The idea came from both seeing the rise in knife crime in our cities that seems unstoppable and also looking at the way newspapers play such a crucial part in our lives, and yet are almost unaccountable. Even the good ones. And to some extent they all can be good at times. It’s easy nowadays to attack the tabloids, but they have mounted important campaigns in the past and it would be a poorer world without them.

In Liam Glass, the central character, Jason Crowthorne, is a young wannabe journalistic piranha who first discovers Liam Glass’ case and realizes this could be his ticket to tabloid heaven. Yet at the same time he is honestly shocked at seeing kids being stabbed and wants to do something that will stop it.

As the story develops, Jason is torn between his better instincts and promoting his own career. In the process, he gets sucked into a dark yet comic spiral of lies and deceit, each step trying to escape the consequences of the one before. And soon discovers that there are bigger and nastier piranhas than him in the sea.

 

What do you think makes a good main character? Which elements are most important?

There’s no formula – I wish there were, it would make my life a lot easier.

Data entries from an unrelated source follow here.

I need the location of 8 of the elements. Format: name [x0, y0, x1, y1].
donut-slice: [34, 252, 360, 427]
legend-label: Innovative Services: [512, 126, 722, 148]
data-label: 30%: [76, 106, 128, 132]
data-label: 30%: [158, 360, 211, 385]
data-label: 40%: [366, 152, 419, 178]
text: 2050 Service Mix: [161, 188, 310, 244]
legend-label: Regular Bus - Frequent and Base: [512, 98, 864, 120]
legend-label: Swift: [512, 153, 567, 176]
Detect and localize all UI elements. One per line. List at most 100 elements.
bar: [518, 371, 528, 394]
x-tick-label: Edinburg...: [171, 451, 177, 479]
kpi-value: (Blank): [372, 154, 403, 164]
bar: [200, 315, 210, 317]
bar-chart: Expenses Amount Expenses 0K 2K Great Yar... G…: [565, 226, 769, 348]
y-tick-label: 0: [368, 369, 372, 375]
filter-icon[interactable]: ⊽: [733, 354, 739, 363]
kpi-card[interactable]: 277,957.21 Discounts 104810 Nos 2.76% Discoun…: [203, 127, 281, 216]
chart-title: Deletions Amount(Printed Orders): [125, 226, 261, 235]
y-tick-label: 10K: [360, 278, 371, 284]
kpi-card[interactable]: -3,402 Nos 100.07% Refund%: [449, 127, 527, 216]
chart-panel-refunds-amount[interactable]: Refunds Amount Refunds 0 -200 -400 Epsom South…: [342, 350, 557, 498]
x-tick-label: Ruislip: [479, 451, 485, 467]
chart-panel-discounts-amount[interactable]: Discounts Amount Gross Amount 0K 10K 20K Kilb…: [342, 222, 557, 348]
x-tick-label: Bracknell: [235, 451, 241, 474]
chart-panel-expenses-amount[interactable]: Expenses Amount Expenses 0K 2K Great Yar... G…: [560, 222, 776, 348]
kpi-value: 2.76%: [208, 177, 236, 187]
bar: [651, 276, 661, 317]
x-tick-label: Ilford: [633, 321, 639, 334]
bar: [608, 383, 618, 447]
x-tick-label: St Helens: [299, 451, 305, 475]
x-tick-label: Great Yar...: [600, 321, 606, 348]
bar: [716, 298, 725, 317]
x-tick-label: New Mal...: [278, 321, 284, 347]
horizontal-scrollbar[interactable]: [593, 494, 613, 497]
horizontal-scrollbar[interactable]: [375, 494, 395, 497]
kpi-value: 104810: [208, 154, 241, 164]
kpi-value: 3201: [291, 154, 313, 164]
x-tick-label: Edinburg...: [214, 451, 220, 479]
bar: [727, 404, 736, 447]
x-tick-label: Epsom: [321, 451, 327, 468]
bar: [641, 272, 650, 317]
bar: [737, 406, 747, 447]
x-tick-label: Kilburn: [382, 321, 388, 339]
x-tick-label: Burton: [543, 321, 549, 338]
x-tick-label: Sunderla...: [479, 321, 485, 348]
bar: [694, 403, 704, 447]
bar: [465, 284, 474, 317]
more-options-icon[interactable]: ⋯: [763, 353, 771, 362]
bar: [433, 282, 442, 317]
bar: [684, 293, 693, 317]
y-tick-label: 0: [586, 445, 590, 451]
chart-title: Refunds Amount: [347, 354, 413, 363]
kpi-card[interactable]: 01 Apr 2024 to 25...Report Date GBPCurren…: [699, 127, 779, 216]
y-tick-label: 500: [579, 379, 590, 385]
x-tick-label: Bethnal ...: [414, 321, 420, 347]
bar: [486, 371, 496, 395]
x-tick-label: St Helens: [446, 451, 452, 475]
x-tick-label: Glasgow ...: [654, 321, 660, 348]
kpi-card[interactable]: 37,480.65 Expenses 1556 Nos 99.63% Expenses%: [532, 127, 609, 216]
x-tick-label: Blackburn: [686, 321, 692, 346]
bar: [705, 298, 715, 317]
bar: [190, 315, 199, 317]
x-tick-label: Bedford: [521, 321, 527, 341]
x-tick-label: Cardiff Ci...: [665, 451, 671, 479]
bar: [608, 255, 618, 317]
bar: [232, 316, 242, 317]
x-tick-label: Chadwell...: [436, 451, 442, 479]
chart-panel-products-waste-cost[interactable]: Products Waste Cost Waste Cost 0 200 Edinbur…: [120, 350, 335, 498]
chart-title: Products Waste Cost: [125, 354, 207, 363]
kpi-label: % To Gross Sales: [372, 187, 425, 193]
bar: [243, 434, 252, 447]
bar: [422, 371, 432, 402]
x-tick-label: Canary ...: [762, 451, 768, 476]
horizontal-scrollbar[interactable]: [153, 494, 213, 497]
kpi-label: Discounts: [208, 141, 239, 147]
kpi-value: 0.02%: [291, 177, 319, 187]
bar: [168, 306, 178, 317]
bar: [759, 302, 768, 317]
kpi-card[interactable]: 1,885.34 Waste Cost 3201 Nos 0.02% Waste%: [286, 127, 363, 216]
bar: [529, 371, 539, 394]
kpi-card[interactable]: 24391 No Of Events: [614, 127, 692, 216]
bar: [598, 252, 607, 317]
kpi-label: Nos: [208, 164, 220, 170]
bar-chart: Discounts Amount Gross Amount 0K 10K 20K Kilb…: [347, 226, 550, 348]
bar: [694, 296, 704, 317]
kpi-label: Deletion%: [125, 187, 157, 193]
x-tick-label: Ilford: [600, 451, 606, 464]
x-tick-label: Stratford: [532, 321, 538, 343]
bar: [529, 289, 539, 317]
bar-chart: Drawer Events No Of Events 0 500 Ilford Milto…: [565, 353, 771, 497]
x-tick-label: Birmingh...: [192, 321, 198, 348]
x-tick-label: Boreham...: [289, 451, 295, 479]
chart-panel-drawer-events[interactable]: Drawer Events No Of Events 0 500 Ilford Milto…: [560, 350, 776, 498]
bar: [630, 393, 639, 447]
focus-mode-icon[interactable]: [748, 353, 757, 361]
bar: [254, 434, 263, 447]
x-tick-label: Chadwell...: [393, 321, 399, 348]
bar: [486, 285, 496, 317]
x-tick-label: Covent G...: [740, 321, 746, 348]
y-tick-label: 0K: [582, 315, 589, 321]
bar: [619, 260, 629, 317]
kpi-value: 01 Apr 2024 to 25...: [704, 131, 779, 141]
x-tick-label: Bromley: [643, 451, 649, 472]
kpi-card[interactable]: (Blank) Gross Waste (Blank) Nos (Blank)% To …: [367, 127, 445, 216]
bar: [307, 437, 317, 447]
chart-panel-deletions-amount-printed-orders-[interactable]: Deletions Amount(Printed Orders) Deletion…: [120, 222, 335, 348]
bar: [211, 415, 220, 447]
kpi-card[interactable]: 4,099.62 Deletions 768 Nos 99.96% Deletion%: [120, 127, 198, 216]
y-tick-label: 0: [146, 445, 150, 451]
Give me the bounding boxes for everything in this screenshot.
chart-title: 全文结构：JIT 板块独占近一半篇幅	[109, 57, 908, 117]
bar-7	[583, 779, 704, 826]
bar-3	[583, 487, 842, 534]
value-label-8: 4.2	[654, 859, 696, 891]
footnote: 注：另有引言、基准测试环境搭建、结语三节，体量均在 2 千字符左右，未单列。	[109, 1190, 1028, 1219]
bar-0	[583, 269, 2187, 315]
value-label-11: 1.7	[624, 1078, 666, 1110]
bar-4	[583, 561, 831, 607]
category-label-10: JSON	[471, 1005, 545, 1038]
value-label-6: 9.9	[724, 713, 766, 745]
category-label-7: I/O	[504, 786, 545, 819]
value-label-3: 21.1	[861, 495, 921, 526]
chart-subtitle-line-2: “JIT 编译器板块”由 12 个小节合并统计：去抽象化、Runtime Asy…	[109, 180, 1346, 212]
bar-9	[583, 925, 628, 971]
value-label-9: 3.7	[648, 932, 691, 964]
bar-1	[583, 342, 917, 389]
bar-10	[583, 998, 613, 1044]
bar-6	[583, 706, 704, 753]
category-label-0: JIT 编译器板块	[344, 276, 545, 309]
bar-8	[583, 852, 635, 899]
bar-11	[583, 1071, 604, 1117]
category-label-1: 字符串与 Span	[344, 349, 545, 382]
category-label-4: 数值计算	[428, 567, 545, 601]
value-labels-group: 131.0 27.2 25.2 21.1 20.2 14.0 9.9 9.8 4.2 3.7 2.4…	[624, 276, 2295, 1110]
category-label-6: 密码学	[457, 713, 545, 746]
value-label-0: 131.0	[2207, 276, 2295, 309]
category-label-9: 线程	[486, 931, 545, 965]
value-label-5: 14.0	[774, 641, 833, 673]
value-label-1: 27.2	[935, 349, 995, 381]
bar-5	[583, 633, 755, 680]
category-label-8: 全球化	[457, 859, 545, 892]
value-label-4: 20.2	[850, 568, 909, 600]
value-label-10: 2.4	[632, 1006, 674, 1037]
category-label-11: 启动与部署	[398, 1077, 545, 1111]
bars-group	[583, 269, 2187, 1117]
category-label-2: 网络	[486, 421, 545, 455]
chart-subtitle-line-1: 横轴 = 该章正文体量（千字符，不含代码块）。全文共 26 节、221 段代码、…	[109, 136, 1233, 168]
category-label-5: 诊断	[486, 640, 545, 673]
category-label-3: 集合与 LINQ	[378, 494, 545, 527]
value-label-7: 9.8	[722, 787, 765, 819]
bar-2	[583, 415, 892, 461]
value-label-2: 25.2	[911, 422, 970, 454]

It’s like finding a partner – you can specify all the traits you want on Tinder but ultimately it comes down to a certain magic: you just want to spend more time with this person.

Some characters in the novel just arrived, fully formed, and were a joy to write: a nice but dim gym instructor; a local politician who is desperate to get re-elected but has no idea of her own; a put-upon detective constable who makes a single bad mistake and is urgently looking for someone to pin it on.

Whereas Jason hid himself from me and had to be slowly teased out.

Having said that, there are some rough guidelines – you want characters who are full of energy and contradictions, facing big dilemmas yet capable of taking action.

Jason finally revealed himself to be a great person to spend time with, which is a good thing as I lived with him for many years.

His heart is in the right place and yet he keeps doing the wrong things. You fear for him and yet in some ways you long for his comeuppance. In all, he turned out to be a wonderful comic hero to write.

 

What is your writing process like? Are you much of a planner? Edit as you go?

In theory, I try to plan, but not too much, and then not edit until I have a full draft. But each book tells you what it needs. It’s like sailing single-handed across the Atlantic – you start off with the best of intentions and by the end you’re clinging onto a spar, soaked to the skin and searching the horizon for dry land.

 

Are you working on anything at the moment that you can tell us about?

I’ve just sent my editor a zillionth draft of a more serious psychological crime story.

 

Which three books could you not live without and why?

More like three hundred, but currently my top three would be Scoop, Catch 22 and Bonfire of the Vanities.

• Scoop for Evelyn Waugh’s brilliant depiction of the values and contradictions of the newspaper business;
• Catch 22 because every line that Joseph Heller writes both makes you laugh and pins some human hypocrisy like a butterfly on a pin;
• and Bonfire for Tom Wolfe’s ageless and constantly funny depiction of the hubris that led to the social and economic car crash we’re living through today.